Finally, Dad caved. “Okay. Don’t tell your mother I took you.”
A few days later, well after it was dark, way after the average twelve-year-old would have bathed, climbed into her pajamas, and said her evening prayers, Daddy and I piled onto a Washington, DC, bus headed all the way up Sixteenth Street, into a nice white neighborhood teeming with expensive restaurants, bars, and lots of revelers, drunk, cursing, and hopping from club to club looking for their next bit of fun. Dad and I arrived just in time for the ten o’ clock show; after he got me settled in my seat, my father took a beer out of his jacket pocket, drank it, then promptly fell asleep, leaving me to decipher all on my own Richard Pryor’s commentary on prison, the mafia, masturbation, orgasms, Africa, the word “nigger,” and freebasing. I mean, Richard Pryor said some things, and for the most part, I laughed, but God, I was uncomfortable and embarrassed and ready to melt into that seat.
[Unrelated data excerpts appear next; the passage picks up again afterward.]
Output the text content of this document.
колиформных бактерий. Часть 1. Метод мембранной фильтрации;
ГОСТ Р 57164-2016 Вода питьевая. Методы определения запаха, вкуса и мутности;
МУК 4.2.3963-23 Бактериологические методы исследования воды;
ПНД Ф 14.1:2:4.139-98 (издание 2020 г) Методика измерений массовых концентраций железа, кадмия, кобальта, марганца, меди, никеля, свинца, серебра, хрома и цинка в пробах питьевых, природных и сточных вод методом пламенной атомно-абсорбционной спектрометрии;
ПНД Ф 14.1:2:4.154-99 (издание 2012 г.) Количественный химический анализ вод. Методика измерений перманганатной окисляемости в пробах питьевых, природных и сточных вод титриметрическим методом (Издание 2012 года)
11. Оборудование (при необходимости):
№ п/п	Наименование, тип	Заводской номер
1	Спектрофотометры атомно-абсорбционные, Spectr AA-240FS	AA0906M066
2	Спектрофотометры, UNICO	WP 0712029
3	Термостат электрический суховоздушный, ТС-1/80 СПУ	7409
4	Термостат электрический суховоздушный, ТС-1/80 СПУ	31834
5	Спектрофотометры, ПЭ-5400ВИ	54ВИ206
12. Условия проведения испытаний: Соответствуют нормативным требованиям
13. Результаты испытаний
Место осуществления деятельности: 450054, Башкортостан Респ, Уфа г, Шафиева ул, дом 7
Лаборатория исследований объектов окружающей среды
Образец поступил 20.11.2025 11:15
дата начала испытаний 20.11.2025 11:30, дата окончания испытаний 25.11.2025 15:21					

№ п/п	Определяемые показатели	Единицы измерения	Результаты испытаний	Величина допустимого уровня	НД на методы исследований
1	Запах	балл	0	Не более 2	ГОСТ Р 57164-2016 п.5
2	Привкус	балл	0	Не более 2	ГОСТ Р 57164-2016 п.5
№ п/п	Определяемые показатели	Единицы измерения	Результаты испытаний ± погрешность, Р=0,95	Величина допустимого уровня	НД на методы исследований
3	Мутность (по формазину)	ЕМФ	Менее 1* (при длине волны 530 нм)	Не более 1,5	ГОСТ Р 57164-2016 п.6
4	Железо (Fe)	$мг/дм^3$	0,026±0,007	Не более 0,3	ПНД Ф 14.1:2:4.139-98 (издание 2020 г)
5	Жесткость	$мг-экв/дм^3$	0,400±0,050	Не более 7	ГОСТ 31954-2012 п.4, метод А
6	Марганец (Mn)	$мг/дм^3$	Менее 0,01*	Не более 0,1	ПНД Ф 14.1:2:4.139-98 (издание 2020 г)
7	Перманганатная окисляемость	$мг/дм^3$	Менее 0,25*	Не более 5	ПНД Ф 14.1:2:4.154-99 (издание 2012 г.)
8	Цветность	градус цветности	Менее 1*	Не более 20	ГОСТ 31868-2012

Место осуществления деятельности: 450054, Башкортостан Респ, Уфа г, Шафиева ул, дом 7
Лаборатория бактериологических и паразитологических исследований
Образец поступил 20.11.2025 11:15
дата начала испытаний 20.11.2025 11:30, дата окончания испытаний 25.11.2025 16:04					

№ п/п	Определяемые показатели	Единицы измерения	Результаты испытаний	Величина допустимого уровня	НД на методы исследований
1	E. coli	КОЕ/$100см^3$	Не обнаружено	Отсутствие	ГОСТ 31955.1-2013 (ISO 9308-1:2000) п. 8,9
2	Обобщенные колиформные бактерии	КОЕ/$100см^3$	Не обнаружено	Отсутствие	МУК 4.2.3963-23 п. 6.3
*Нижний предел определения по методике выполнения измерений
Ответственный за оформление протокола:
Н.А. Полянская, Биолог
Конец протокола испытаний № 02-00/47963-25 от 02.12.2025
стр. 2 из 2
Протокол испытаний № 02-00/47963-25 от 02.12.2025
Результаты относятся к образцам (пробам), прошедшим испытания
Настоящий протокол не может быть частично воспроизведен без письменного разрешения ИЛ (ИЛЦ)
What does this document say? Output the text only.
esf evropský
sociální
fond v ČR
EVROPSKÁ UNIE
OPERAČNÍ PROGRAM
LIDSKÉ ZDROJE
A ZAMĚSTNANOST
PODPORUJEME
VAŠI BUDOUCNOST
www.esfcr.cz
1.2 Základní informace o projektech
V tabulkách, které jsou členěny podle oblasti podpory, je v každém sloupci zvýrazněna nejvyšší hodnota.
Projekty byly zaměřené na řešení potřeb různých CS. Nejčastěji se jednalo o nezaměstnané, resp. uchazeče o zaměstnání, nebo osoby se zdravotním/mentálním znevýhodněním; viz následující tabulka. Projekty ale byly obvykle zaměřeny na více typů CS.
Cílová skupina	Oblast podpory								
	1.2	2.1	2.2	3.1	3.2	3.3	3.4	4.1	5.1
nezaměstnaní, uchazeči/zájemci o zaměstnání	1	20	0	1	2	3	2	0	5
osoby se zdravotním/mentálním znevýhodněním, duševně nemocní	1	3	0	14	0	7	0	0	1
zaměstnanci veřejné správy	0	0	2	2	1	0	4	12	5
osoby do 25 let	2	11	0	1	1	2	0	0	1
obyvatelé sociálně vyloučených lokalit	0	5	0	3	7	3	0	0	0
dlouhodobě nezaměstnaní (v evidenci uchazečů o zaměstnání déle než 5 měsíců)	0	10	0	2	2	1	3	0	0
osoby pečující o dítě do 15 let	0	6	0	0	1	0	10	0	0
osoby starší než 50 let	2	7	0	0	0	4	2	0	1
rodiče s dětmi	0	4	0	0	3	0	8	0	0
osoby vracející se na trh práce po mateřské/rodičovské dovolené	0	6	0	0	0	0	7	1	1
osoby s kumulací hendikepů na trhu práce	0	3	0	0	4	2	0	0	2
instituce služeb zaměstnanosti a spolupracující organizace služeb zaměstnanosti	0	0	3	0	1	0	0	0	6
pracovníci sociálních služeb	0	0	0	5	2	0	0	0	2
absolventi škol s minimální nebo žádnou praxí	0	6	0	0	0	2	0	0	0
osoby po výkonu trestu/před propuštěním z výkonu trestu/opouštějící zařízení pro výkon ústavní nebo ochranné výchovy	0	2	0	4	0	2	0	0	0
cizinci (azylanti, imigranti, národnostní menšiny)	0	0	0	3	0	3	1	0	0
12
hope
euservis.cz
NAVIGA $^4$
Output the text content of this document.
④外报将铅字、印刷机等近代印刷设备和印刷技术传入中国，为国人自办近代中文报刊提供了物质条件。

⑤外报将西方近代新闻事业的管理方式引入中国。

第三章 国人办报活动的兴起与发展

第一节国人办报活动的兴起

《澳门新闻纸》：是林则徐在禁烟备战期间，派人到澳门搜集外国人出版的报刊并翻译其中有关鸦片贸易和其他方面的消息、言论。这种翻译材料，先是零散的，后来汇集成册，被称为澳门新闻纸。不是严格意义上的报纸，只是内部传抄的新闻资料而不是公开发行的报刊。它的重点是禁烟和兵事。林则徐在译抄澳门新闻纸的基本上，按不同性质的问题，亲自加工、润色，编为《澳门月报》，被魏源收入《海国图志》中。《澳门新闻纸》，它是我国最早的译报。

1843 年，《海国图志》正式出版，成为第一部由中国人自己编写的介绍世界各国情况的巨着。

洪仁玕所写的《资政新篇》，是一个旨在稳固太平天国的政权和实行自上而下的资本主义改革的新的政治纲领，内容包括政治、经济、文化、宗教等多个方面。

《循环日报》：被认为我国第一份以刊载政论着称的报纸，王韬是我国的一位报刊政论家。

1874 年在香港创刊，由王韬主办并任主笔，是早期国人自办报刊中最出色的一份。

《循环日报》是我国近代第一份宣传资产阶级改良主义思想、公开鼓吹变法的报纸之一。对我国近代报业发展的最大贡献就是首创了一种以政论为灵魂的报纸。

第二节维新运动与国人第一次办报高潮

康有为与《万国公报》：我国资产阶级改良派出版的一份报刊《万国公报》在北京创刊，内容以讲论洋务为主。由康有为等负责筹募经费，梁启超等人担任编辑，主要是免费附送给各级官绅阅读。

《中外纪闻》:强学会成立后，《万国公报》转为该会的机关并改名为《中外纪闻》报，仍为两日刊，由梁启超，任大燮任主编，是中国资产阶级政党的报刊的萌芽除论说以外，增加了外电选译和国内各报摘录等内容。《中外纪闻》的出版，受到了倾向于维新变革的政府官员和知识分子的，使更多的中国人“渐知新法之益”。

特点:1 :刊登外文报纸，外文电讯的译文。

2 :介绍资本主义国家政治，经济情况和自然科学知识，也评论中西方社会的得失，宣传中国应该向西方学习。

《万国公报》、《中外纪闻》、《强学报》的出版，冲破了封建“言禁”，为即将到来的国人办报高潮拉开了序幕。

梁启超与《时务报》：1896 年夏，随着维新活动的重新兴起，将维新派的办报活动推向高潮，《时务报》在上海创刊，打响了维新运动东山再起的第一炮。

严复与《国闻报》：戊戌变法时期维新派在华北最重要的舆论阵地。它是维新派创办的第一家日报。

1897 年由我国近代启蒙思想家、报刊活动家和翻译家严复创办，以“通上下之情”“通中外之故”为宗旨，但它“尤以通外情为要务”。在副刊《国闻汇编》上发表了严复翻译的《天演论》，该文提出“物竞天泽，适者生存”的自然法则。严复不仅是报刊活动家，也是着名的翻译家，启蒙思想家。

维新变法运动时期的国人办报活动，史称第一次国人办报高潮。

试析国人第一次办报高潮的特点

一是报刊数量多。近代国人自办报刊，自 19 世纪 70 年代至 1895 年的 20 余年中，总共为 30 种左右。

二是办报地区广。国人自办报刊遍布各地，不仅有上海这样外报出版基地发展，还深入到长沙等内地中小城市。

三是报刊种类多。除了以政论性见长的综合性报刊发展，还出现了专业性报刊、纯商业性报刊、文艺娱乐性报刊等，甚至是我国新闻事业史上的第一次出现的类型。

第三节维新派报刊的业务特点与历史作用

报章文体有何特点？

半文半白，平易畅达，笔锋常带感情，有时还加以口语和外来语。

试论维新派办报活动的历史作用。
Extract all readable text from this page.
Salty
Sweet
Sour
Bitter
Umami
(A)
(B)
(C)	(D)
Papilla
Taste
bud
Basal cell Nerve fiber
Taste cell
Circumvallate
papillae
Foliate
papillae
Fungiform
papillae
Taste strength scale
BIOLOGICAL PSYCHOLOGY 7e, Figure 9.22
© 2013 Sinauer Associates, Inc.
Finally, just as the credits began to roll, Daddy woke up and stretched like it was a new day, then looked over at me and saw my face, wide-eyed and contorted in a combination of horror, fascination, and wonder. Dad laughed his ass off.
“I told yo ass!” he said when he finally composed himself. “Now come on. And don’t tell your mother.”
I kept my mouth shut. But I never, ever forgot the experience, and later, when I had the opportunity to really dig deep into Richard Pryor’s films and stand-up routines, I came to appreciate the intricacy of his humor—how each of his characters, whether wrapped in a joke or prancing across the big screen, revealed something deeper than what was on the surface. A nine-year-old masturbating in a tub wasn’t so much a nasty little boy as he was a kid on a journey to discovering his body; an aggrieved husband shooting up his own car to spite his wife is angry, but he’s also proud that the car is proof he’s a good provider; a backwater country man who runs into Dracula may be too ignorant to know he’s facing off against a killer, but he’s observant, confident, and skilled enough to pick at the vampire’s flaws and fend him off with insulting, cutting words. Each of those revelations, and so many more, goes to the heart of his characters’ humanity, revealing what ultimately rules their actions: insecurity, fear, racism, boredom, empathy, lust, wonder.
This, to me, made Richard Pryor not only funny, but also a master teacher—one of the first entertainers to reveal to me the importance of going deeper than what is on the page. He used his body. He made noises and faces. His sighs and well-timed chuckles and the way he could shrink himself, this superstar, bigger than life, into a pile of everyman vulnerability, made me connect with him. I got the same from watching Lucille Ball and Carol Burnett, Goldie Hawn, Bette Davis, and Tom Hanks, too, each of them masters at transforming themselves—masters at creating iconic characters.
I live for iconic characters. Think Angela Bassett in Waiting to Exhale, when she runs through the closet of her soon-to-be ex-husband, rambling on and on about being the sucker for putting her man above herself, only to have him stomp her heart into the ground. Who can forget the sight of her ripping his expensive suits off the hangers, piling them all into his fancy car, striking that match, lighting her cigarette, tossing the tiny flame on top of that beautiful ride then stomping down the driveway, the inferno behind her matching the rage in her eyes? We’ll never stop talking, either, about Angela’s star turn in What’s Love Got to Do with It, a transformation into the superstar Tina Turner so thorough in its innocence, weariness, fear, and drive that it doesn’t occur to us viewers until the end of the film, when it transitions into a real-life Tina Turner stage performance, that Angela is only playing Tina, and is not the actual singer herself.
This is what I love, too, about Sanaa Lathan, an incredible actress whose performance in the 2000 rom com Love & Basketball was downright transformative. She literally disappeared into her character, Monica, an ambitious but frustrated college basketball player desperate in her pursuit of both stardom on the court and love with a childhood friend who is as passionate about the sport as she. I know Sanaa. She is as far from a tomboy as they come—all curves and soft, pink, and girly. But on-screen, she was a cornrow-wearing, six-pack-having baller with a sportsman’s heart and a disgust for makeup and tight dresses. There’s one scene in particular that stands out to me as the finest example yet of her ability to turn herself inside out and become Monica, so much so that Sanaa disappears. In it, she’s playing an intense high school game in front of a coach scouting Monica for the roster of a college team she’s desperate to play for, when she misses a potentially game-winning shot and has to foul out in order to give her team the chance to win without her. Forced to deal with the disappointment and embarrassment of failing her team, Monica stalks over to the sidelines and literally hides from the crowd, fighting back her tears while she buries her face in the folds of her jersey. What was incredible to me as an actress was Sanaa’s choice to make the scene not about the tears, but the hiding. I watch a mind-numbing number of movies—for work, for pleasure, to study, to learn—and today I remember that scene, more than fifteen years old, as though I watched it five minutes ago. That’s acting. That’s iconic.